In making crossings for good color, Dr. Gabelman also turned up a breed with smooth flesh and a high sugar content (a sugar beet was included in the ancestry). This beet found its way to the Joseph Harris Seed Company in Rochester, N.Y., where Harris breeders saw in it all the qualities they wanted combined with those of one of their own promising developments. The cross was made and the result, Warrior, is a vigorous, early hybrid that has lived up to expectations in the test plots.
Warrior matures in less than two months (57 days, according to test results), but retains its sweetness even when left in the ground for weeks.
To grow good beets, I mix compost or old manure and a liberal sprinkling of wood ash into the topsoil, then scatter the beet seeds evenly over the entire bed. A half inch or more of sifted compost or soil goes over the seed and the whole bed is pressed firm with a broad, flat board, then watered.

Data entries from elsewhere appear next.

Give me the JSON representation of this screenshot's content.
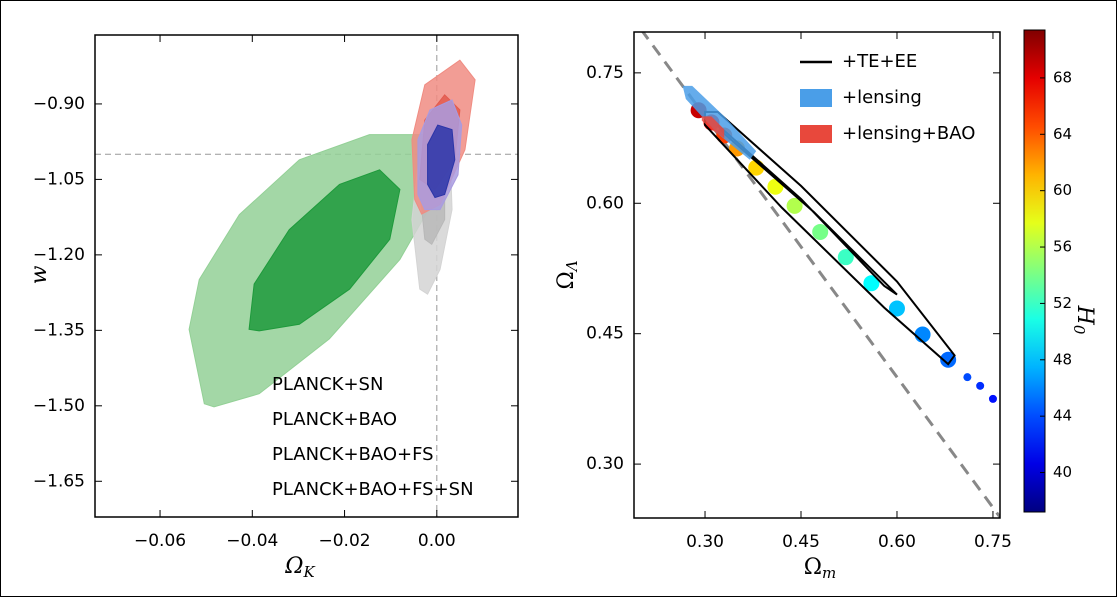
{
  "chart_data": [
    {
      "type": "contour",
      "xlabel": {
        "symbol": "Ω",
        "subscript": "K"
      },
      "ylabel": "w",
      "xlim": [
        -0.0741,
        0.0176
      ],
      "ylim": [
        -1.721,
        -0.763
      ],
      "xticks": [
        {
          "value": -0.06,
          "label": "−0.06"
        },
        {
          "value": -0.04,
          "label": "−0.04"
        },
        {
          "value": -0.02,
          "label": "−0.02"
        },
        {
          "value": 0,
          "label": "0.00"
        }
      ],
      "yticks": [
        {
          "value": -0.9,
          "label": "−0.90"
        },
        {
          "value": -1.05,
          "label": "−1.05"
        },
        {
          "value": -1.2,
          "label": "−1.20"
        },
        {
          "value": -1.35,
          "label": "−1.35"
        },
        {
          "value": -1.5,
          "label": "−1.50"
        },
        {
          "value": -1.65,
          "label": "−1.65"
        }
      ],
      "reference_lines": {
        "x": 0,
        "y": -1
      },
      "series": [
        {
          "name": "PLANCK+SN",
          "color": "#2a9a3a",
          "fills": [
            "#93d096",
            "#1f9a3c"
          ],
          "contours": [
            {
              "x": [
                -0.0504,
                -0.0537,
                -0.0515,
                -0.0428,
                -0.0298,
                -0.0146,
                -0.0015,
                0.0007,
                -0.008,
                -0.0233,
                -0.0385,
                -0.0483
              ],
              "y": [
                -1.496,
                -1.348,
                -1.249,
                -1.12,
                -1.011,
                -0.961,
                -0.961,
                -1.07,
                -1.209,
                -1.367,
                -1.476,
                -1.502
              ]
            },
            {
              "x": [
                -0.0407,
                -0.0396,
                -0.032,
                -0.0211,
                -0.0124,
                -0.008,
                -0.0102,
                -0.0189,
                -0.0298,
                -0.0385
              ],
              "y": [
                -1.348,
                -1.258,
                -1.15,
                -1.06,
                -1.031,
                -1.07,
                -1.169,
                -1.268,
                -1.338,
                -1.351
              ]
            }
          ]
        },
        {
          "name": "PLANCK+BAO",
          "color": "#b0b0b0",
          "fills": [
            "#d4d4d4",
            "#b8b8b8"
          ],
          "contours": [
            {
              "x": [
                -0.0037,
                -0.0054,
                -0.0037,
                -0.0004,
                0.0028,
                0.0033,
                0.0007,
                -0.002
              ],
              "y": [
                -1.268,
                -1.13,
                -0.991,
                -0.912,
                -0.971,
                -1.11,
                -1.229,
                -1.278
              ]
            },
            {
              "x": [
                -0.0026,
                -0.0037,
                -0.0015,
                0.0017,
                0.0017,
                -0.0011
              ],
              "y": [
                -1.169,
                -1.07,
                -0.981,
                -1.011,
                -1.13,
                -1.179
              ]
            }
          ]
        },
        {
          "name": "PLANCK+BAO+FS",
          "color": "#e0473c",
          "fills": [
            "#f08c82",
            "#e35a4e"
          ],
          "contours": [
            {
              "x": [
                -0.0048,
                -0.0054,
                -0.0026,
                0.005,
                0.0083,
                0.0061,
                0.0007,
                -0.0033
              ],
              "y": [
                -1.09,
                -0.971,
                -0.862,
                -0.813,
                -0.852,
                -0.991,
                -1.1,
                -1.119
              ]
            },
            {
              "x": [
                -0.0037,
                -0.0026,
                0.0017,
                0.005,
                0.0039,
                -0.0004
              ],
              "y": [
                -1.05,
                -0.932,
                -0.882,
                -0.912,
                -1.011,
                -1.07
              ]
            }
          ]
        },
        {
          "name": "PLANCK+BAO+FS+SN",
          "color": "#3b3dac",
          "fills": [
            "#a99be0",
            "#2b35a8"
          ],
          "contours": [
            {
              "x": [
                -0.0041,
                -0.0041,
                -0.0015,
                0.0033,
                0.0054,
                0.0046,
                0.0007,
                -0.0026
              ],
              "y": [
                -1.08,
                -0.971,
                -0.912,
                -0.892,
                -0.942,
                -1.041,
                -1.11,
                -1.11
              ]
            },
            {
              "x": [
                -0.002,
                -0.002,
                0.0002,
                0.0033,
                0.0039,
                0.0017,
                -0.0004
              ],
              "y": [
                -1.06,
                -0.981,
                -0.942,
                -0.951,
                -1.011,
                -1.08,
                -1.086
              ]
            }
          ]
        }
      ]
    },
    {
      "type": "contour",
      "xlabel": {
        "symbol": "Ω",
        "subscript": "m"
      },
      "ylabel": {
        "symbol": "Ω",
        "subscript": "Λ"
      },
      "xlim": [
        0.189,
        0.761
      ],
      "ylim": [
        0.238,
        0.797
      ],
      "xticks": [
        {
          "value": 0.3,
          "label": "0.30"
        },
        0.45,
        {
          "value": 0.6,
          "label": "0.60"
        },
        0.75
      ],
      "yticks": [
        {
          "value": 0.3,
          "label": "0.30"
        },
        0.45,
        {
          "value": 0.6,
          "label": "0.60"
        },
        0.75
      ],
      "diagonal": {
        "x": [
          0.2,
          0.762
        ],
        "y": [
          0.8,
          0.238
        ]
      },
      "colormap": "jet",
      "colorbar": {
        "label": {
          "symbol": "H",
          "subscript": "0"
        },
        "lim": [
          37.2,
          71.4
        ],
        "ticks": [
          40,
          44,
          48,
          52,
          56,
          60,
          64,
          68
        ]
      },
      "samples": {
        "x": [
          0.29,
          0.31,
          0.33,
          0.35,
          0.38,
          0.41,
          0.44,
          0.48,
          0.52,
          0.56,
          0.6,
          0.64,
          0.68,
          0.71,
          0.73,
          0.75
        ],
        "y": [
          0.707,
          0.693,
          0.678,
          0.663,
          0.641,
          0.619,
          0.597,
          0.567,
          0.538,
          0.508,
          0.479,
          0.449,
          0.42,
          0.4,
          0.39,
          0.375
        ],
        "z": [
          69,
          67,
          65,
          62,
          60,
          58,
          56,
          54,
          52,
          50,
          48,
          46,
          45,
          44,
          43,
          42
        ]
      },
      "series": [
        {
          "name": "+TE+EE",
          "color": "#000000",
          "style": "line",
          "contours": [
            {
              "x": [
                0.3,
                0.32,
                0.45,
                0.6,
                0.69,
                0.68,
                0.58,
                0.42,
                0.3
              ],
              "y": [
                0.705,
                0.705,
                0.62,
                0.51,
                0.425,
                0.415,
                0.48,
                0.595,
                0.69
              ]
            },
            {
              "x": [
                0.32,
                0.45,
                0.58,
                0.6,
                0.47,
                0.33
              ],
              "y": [
                0.69,
                0.605,
                0.505,
                0.495,
                0.59,
                0.68
              ]
            }
          ]
        },
        {
          "name": "+lensing",
          "color": "#4a9ee8",
          "style": "patch",
          "contours": [
            {
              "x": [
                0.265,
                0.28,
                0.33,
                0.38,
                0.37,
                0.32,
                0.27
              ],
              "y": [
                0.735,
                0.735,
                0.7,
                0.66,
                0.65,
                0.68,
                0.72
              ]
            }
          ]
        },
        {
          "name": "+lensing+BAO",
          "color": "#e8483c",
          "style": "patch",
          "contours": [
            {
              "x": [
                0.295,
                0.31,
                0.33,
                0.33,
                0.31,
                0.295
              ],
              "y": [
                0.7,
                0.7,
                0.685,
                0.675,
                0.685,
                0.695
              ]
            }
          ]
        }
      ]
    }
  ]
}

It helps if the beet seeds are soaked in water, preferably a compost tea, for 12 to 24 hours planting. As with carrots, germination is both hastened and improved if the seedbed is covered with burlap and then removed once the bulk of the seeds have germinated.
Once the seedlings are up and thoroughly established, I add a light mulch of shredded leaves. As the plants continue to grow, the mulch is increased until eventually it reaches about 2 inches thick. The mulch retards competing weeds, keeps the soil cool and moist, encourages earthworm activity, and protects the developing bulb.
Beets are frost-tolerant, so they can be sown early in the spring. You needn't be concerned that they will be wiped out by an early fall frost, either. While beets grow best in cool weather, they perform moderately well throughout the summer as well. Thus, if beets are popular in your household, you can make successive sowings every two to three weeks all season long.
What surprises many newcomers to gardening is that several little beets will spring up where one beet seed was sown. That's because each beet seed is actually a fruit that may contain as many as six beet seeds. The net result is that beet plantings will almost certainly have to be thinned.
If germination has been good, I begin to remove some of the seedlings from the more crowded areas right away. Once the little beets are a few inches tall, I thin (frequently with the aid of a pair of scissors) until the beets are about an inch apart, using the thinnings for greens.
The next thinning takes place when the beet bulbs are about the size of radishes. At this stage we eat both the bulbs and the leaves. Continue thinning this way until the beets are 4 to 6 inches apart, at which stage the remaining ones are left to grow to full size.
About the only pest problem. I have with beets is the appearance of the leaf miner (a grub that tunnels its way around the leaves). Dusting with rotenone is a help, but the home gardener also might consider making a small cage, using fly screening.
Place the screen over the beet bed and the leaf miner will prove no problem at all.